Der Spediteur steht nur mit dem Absender, nicht aber zum Empfänger in einem Vertragsverhältnis. Das Rechtsverhältnis des Spediteurs zum Empfänger beschränkt sich darauf, daß er ihm die Ware nur gegen Bezahlung der auf dem Gute nach § 410 HGB. haftenden Spesen und Auslagen ausfolgen muß. Vertragsparteien sind allein der Absender und der Spediteur. Die Nachnahme ist keine Zahlung des Adressaten, sondern eine des Versenders, die der Adressat auf seine Rechnung leistet. Der Spediteur darf daher vom Empfänger nur den faktischen Betrag seiner Auslagen verlangen, das sind die in Beilage 15 und 16 verrechneten Schillingbeträge.
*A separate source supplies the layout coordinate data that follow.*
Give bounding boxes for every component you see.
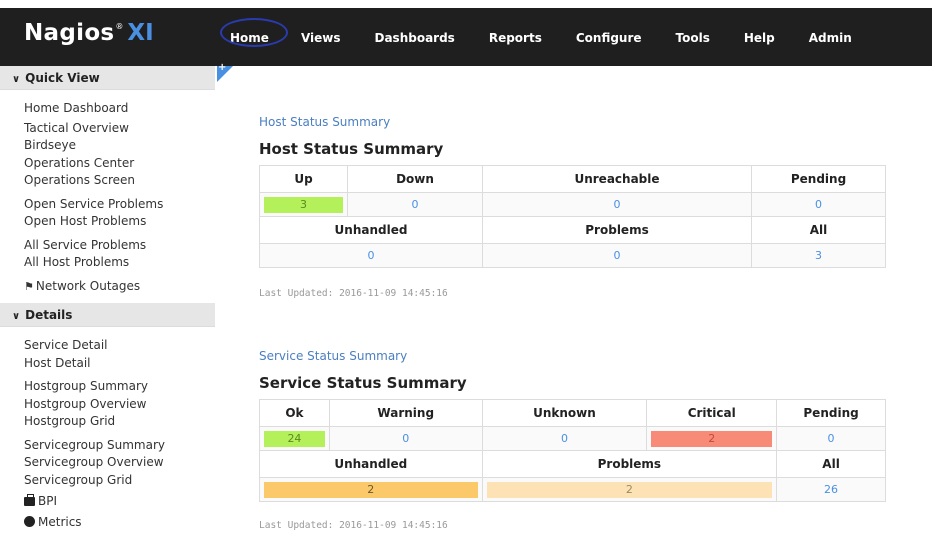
host-summary-title: Host Status Summary [259,140,444,158]
service-problems-cell[interactable]: 2 [481,477,778,502]
sidebar-item-operations-screen[interactable]: Operations Screen [0,172,215,190]
service-last-updated: Last Updated: 2016-11-09 14:45:16 [259,520,448,531]
service-unknown-header: Unknown [481,399,648,427]
host-unreachable-header: Unreachable [482,165,752,193]
sidebar: ∨ Quick View Home Dashboard Tactical Over… [0,66,215,540]
service-status-table: Ok Warning Unknown Critical Pending 24 0… [259,399,886,502]
sidebar-item-all-host-problems[interactable]: All Host Problems [0,254,215,272]
nav-dashboards[interactable]: Dashboards [375,31,455,45]
sidebar-item-operations-center[interactable]: Operations Center [0,155,215,173]
host-unhandled-header: Unhandled [259,216,483,244]
logo-xi-text: XI [127,20,154,46]
nav-reports[interactable]: Reports [489,31,542,45]
service-ok-value[interactable]: 24 [264,430,325,447]
dashboard-icon [24,515,35,527]
service-summary-title: Service Status Summary [259,374,467,392]
sidebar-item-host-detail[interactable]: Host Detail [0,355,215,373]
sidebar-item-servicegroup-grid[interactable]: Servicegroup Grid [0,472,215,490]
service-summary-link[interactable]: Service Status Summary [259,349,407,363]
nav-home[interactable]: Home [220,31,279,45]
sidebar-item-servicegroup-overview[interactable]: Servicegroup Overview [0,454,215,472]
service-unknown-value[interactable]: 0 [481,426,648,451]
service-pending-header: Pending [776,399,886,427]
service-all-header: All [776,450,886,478]
details-header[interactable]: ∨ Details [0,303,215,327]
sidebar-item-hostgroup-overview[interactable]: Hostgroup Overview [0,396,215,414]
host-up-cell[interactable]: 3 [259,192,348,217]
nav-views[interactable]: Views [301,31,341,45]
service-unhandled-cell[interactable]: 2 [259,477,483,502]
host-problems-header: Problems [482,216,752,244]
sidebar-item-open-host-problems[interactable]: Open Host Problems [0,213,215,231]
briefcase-icon [24,494,35,506]
sidebar-item-servicegroup-summary[interactable]: Servicegroup Summary [0,437,215,455]
host-up-header: Up [259,165,348,193]
service-unhandled-header: Unhandled [259,450,483,478]
nav-tools[interactable]: Tools [676,31,710,45]
main-nav: Home Views Dashboards Reports Configure … [220,24,852,52]
host-problems-value[interactable]: 0 [482,243,752,268]
host-summary-link[interactable]: Host Status Summary [259,115,390,129]
plus-icon: + [218,62,227,73]
chevron-down-icon: ∨ [12,74,21,85]
host-pending-value[interactable]: 0 [751,192,886,217]
service-warning-header: Warning [328,399,483,427]
sidebar-item-all-service-problems[interactable]: All Service Problems [0,237,215,255]
page: Nagios ® XI Home Views Dashboards Report… [0,0,932,540]
service-critical-cell[interactable]: 2 [646,426,778,451]
service-ok-header: Ok [259,399,330,427]
sidebar-item-open-service-problems[interactable]: Open Service Problems [0,196,215,214]
service-all-value[interactable]: 26 [776,477,886,502]
quick-view-title: Quick View [25,71,100,85]
top-navbar: Nagios ® XI Home Views Dashboards Report… [0,8,932,66]
host-unhandled-value[interactable]: 0 [259,243,483,268]
flag-icon: ⚑ [24,279,34,293]
service-critical-header: Critical [646,399,778,427]
service-problems-value[interactable]: 2 [486,481,773,498]
bpi-label: BPI [38,494,58,508]
logo-registered-mark: ® [115,22,124,31]
logo-nagios-text: Nagios [24,20,115,46]
host-unreachable-value[interactable]: 0 [482,192,752,217]
sidebar-item-hostgroup-grid[interactable]: Hostgroup Grid [0,413,215,431]
host-pending-header: Pending [751,165,886,193]
nav-admin[interactable]: Admin [809,31,852,45]
sidebar-item-tactical-overview[interactable]: Tactical Overview [0,120,215,138]
sidebar-item-service-detail[interactable]: Service Detail [0,337,215,355]
details-title: Details [25,308,73,322]
service-problems-header: Problems [481,450,778,478]
host-all-header: All [751,216,886,244]
service-critical-value[interactable]: 2 [651,430,773,447]
host-down-value[interactable]: 0 [347,192,483,217]
network-outages-label: Network Outages [35,278,141,293]
service-unhandled-value[interactable]: 2 [264,481,478,498]
nagios-xi-logo[interactable]: Nagios ® XI [24,20,154,50]
quick-view-header[interactable]: ∨ Quick View [0,66,215,90]
host-status-table: Up Down Unreachable Pending 3 0 0 0 Unha… [259,165,886,268]
service-ok-cell[interactable]: 24 [259,426,330,451]
sidebar-item-bpi[interactable]: BPI [0,493,215,511]
host-all-value[interactable]: 3 [751,243,886,268]
service-pending-value[interactable]: 0 [776,426,886,451]
sidebar-item-home-dashboard[interactable]: Home Dashboard [0,100,215,118]
host-last-updated: Last Updated: 2016-11-09 14:45:16 [259,288,448,299]
host-down-header: Down [347,165,483,193]
metrics-label: Metrics [38,514,82,529]
sidebar-item-hostgroup-summary[interactable]: Hostgroup Summary [0,378,215,396]
host-up-value[interactable]: 3 [264,196,343,213]
sidebar-item-network-outages[interactable]: ⚑ Network Outages [0,278,215,296]
sidebar-item-metrics[interactable]: Metrics [0,514,215,532]
chevron-down-icon: ∨ [12,311,21,322]
service-warning-value[interactable]: 0 [328,426,483,451]
sidebar-item-birdseye[interactable]: Birdseye [0,137,215,155]
nav-configure[interactable]: Configure [576,31,642,45]
nav-help[interactable]: Help [744,31,775,45]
Hat er diese Beträge auf welche Weise immer erhalten, so erlischt auch sein Pfandrecht und daher auch sein Recht, der Ausfolgung der Ware durch einen Nachmann zu widersprechen.

Hat er infolge des Umstandes, daß er nach den Devisenvorschriften vom Nachmann die Nachnahme in einer anderen Währung einziehen mußte und daß sich das Kursverhältnis bis zur Zahlung geändert hat, mehr als den Betrag erhalten, auf den er nach dem Speditionsvertrag gegenüber dem Auftraggeber Anspruch hatte, so muß er die Differenz nach §§ 407, 387 HGB. dem Auftraggeber ausfolgen, sowie umgekehrt dieser verpflichtet ist, dem Spediteur den Ausfall zu ersetzen, den er etwa durch eine Kursänderung im umgekehrten Sinne erleidet. Da die Beklagte diesmal ihre Auslagen voll ersetzt erhalten hat, so ist ihr Pfandrecht erloschen und daher ihr Widerspruch nicht begrundet. Ein Recht, Schweizer Franken zu verlangen, stand der Beklagten nicht zu; sie wäre nach § 27 AÖSP. nur berechtigt gewesen - Zulässigkeit nach Devisenrecht vorausgesetzt - Zahlung in der Heimatwährung des Auftraggebers, also in Tschechenkronen zu verlangen.

Von diesem Recht hat sie aber keinen Gebrauch gemacht.

Es mußte daher in Abänderung der untergerichtlichen Entscheidungen der Klage stattgegeben werden.